Facebook: ONR i NOP to organizacje szerzące rasizm i antysemityzm, nie ma dla nich miejsca
Od 27 kwietnia dwie organizacje - Obóz Narodowo Radykalny oraz Narodowe Odrodzenie Polski - całkowicie znikają z Facebooka. Chodzi nie tylko o główny fanpage, ale w ogóle o ich obecność na portalu. Co więcej, od tej decyzji nie przysługuje im odwołanie.
"Obecność organizacji konsekwentnie naruszających nasze zasady może zostać zabroniona na naszej platformie. Tak stało się w przypadku Obozu Narodowo-Radykalnego (ONR) i Narodowego Odrodzenia Polski (NOP) w Polsce. Uważamy, że organizacje te otwarcie propagują poglądy rasistowskie, antysemickie i homofobiczne. Zapoznaliśmy się z wieloma zgłoszonymi nam materiałami, w których atakowano ludzi ze względu na ich cechy chronione", czytamy w oficjalnym oświadczeniu Facebooka.
Koniec z linkami i promowaniem wydarzeń
Chociaż oficjalne strony ONR i NOP zniknęły z Facebooka już jakiś czas temu, to dopiero teraz portal wydał oficjalne oświadczenie w tej kwestii. Uznanie tych organizacji za rasistowskie, ksenofobiczne i homofobiczne oznacza nie tylko to, że ich oficjalne strony nie będą mogły się pojawić na portalu społecznościowym. Zakazane i usuwane będą także wszelkie wzmianki o tych organizacjach, używanie ich symboli graficznych, linkowanie do materiałów zewnętrznych oraz promowanie ich wydarzeń.
Dzisiejsze postanowienie Facebooka jest wprowadzeniem w życie nowych "wytycznych dla społeczności". Wcześniej portal usuwał oraz banował za nienawistne treści wymierzone przeciwko konkretnym osobom. Po aktualizacji regulaminu spotka to także wszystkie osoby i organizacje, które nawołują obrażają lub nawołują do nienawiści w stosunku do całych grup społecznych.

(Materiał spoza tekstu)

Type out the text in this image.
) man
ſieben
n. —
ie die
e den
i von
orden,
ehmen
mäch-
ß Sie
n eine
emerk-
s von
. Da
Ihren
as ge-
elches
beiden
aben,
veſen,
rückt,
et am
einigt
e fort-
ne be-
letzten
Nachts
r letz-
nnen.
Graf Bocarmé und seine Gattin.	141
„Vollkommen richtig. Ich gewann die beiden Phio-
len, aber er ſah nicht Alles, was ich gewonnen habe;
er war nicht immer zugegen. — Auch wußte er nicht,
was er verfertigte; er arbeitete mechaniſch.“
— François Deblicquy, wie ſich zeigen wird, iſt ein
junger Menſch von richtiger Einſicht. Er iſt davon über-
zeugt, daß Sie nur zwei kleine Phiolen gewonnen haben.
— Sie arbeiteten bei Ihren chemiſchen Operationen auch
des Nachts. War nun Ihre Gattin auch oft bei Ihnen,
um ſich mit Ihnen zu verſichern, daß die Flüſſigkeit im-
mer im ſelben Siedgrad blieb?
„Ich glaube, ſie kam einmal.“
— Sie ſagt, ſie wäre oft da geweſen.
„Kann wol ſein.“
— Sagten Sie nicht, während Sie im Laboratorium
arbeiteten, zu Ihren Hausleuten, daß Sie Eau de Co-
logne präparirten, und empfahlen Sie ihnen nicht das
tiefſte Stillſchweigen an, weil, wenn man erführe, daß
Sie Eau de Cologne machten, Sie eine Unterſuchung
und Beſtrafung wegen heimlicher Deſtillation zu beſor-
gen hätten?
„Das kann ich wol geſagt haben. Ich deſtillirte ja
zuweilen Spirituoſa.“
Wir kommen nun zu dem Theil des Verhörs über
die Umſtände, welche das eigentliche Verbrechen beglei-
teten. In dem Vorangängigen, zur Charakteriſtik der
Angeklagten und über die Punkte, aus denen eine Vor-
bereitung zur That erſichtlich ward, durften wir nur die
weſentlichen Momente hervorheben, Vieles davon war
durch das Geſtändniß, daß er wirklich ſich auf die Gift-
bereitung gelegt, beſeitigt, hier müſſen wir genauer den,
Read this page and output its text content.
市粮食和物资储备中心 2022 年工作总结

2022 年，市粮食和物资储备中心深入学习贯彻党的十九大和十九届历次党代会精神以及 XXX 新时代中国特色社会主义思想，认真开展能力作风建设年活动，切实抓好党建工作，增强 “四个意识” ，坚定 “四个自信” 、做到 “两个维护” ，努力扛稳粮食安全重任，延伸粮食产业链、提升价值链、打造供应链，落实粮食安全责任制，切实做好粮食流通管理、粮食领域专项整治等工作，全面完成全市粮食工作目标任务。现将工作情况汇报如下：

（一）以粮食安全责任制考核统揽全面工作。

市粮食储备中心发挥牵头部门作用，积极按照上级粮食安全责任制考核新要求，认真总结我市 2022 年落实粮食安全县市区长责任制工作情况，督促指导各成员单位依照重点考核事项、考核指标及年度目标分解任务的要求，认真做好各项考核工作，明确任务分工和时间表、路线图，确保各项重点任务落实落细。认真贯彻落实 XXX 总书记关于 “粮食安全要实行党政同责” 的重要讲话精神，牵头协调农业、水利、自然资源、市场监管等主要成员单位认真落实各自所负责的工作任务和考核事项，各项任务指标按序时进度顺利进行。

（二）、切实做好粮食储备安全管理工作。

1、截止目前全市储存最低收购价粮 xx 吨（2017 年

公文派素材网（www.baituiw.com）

- Co jednak zrobić, kiedy ktoś zamieści nienawistny post bez wskazywania konkretnej osoby? Post, w którym wszystkie osoby pewnej rasy nazywane są „agresywnymi dzikusami” lub osoby określonej orientacji seksualnej są uznawane za "obrzydliwe", można odebrać bardzo osobiście, a w zależności od własnych doświadczeń - uznać nawet za zagrożenie. W wielu krajach takie ataki nazywa się mową nienawiści. Sprzeciwiamy się propagowaniu nienawiści w każdej postaci i nie pozwalamy na takie zachowania na naszej platformie - pisze wiceszef Facebooka Richad Allan o nowym podejściu portalu do mowy nienawiści.
Inne strony na celowniku?
Zmiana regulaminu, ostrzejsze podejście do mowy nienawiści oraz dzisiejsze oświadczenie Facebooka w stosunku do ONR i NOP każe przypuszczać, że w przyszłości podobny los mogą podzielić inne organizacje, które były już banowane za tzw. "hejt". Zarówno w tym przypadku jak i w sytuacjach z przeszłości można się spodziewać zarzutów o "cenzurę" pod adresem Facebooka. Ten odbija zarzuty twierdząc, że zezwala na dyskusję nad kontrowersyjnymi tematami, a także do nawoływania do zaostrzenia polityki imigracyjnej. Nie zgadza się jednak na obrażanie grup społecznych ze względu na ich pochodzenie, wyznanie czy orientację seksualną. W związku z tym na Facebooku nie można używać sformułowań typu "nie lubię", "nienawidzę" czy "są gorsi" w stosunku do mniejszości.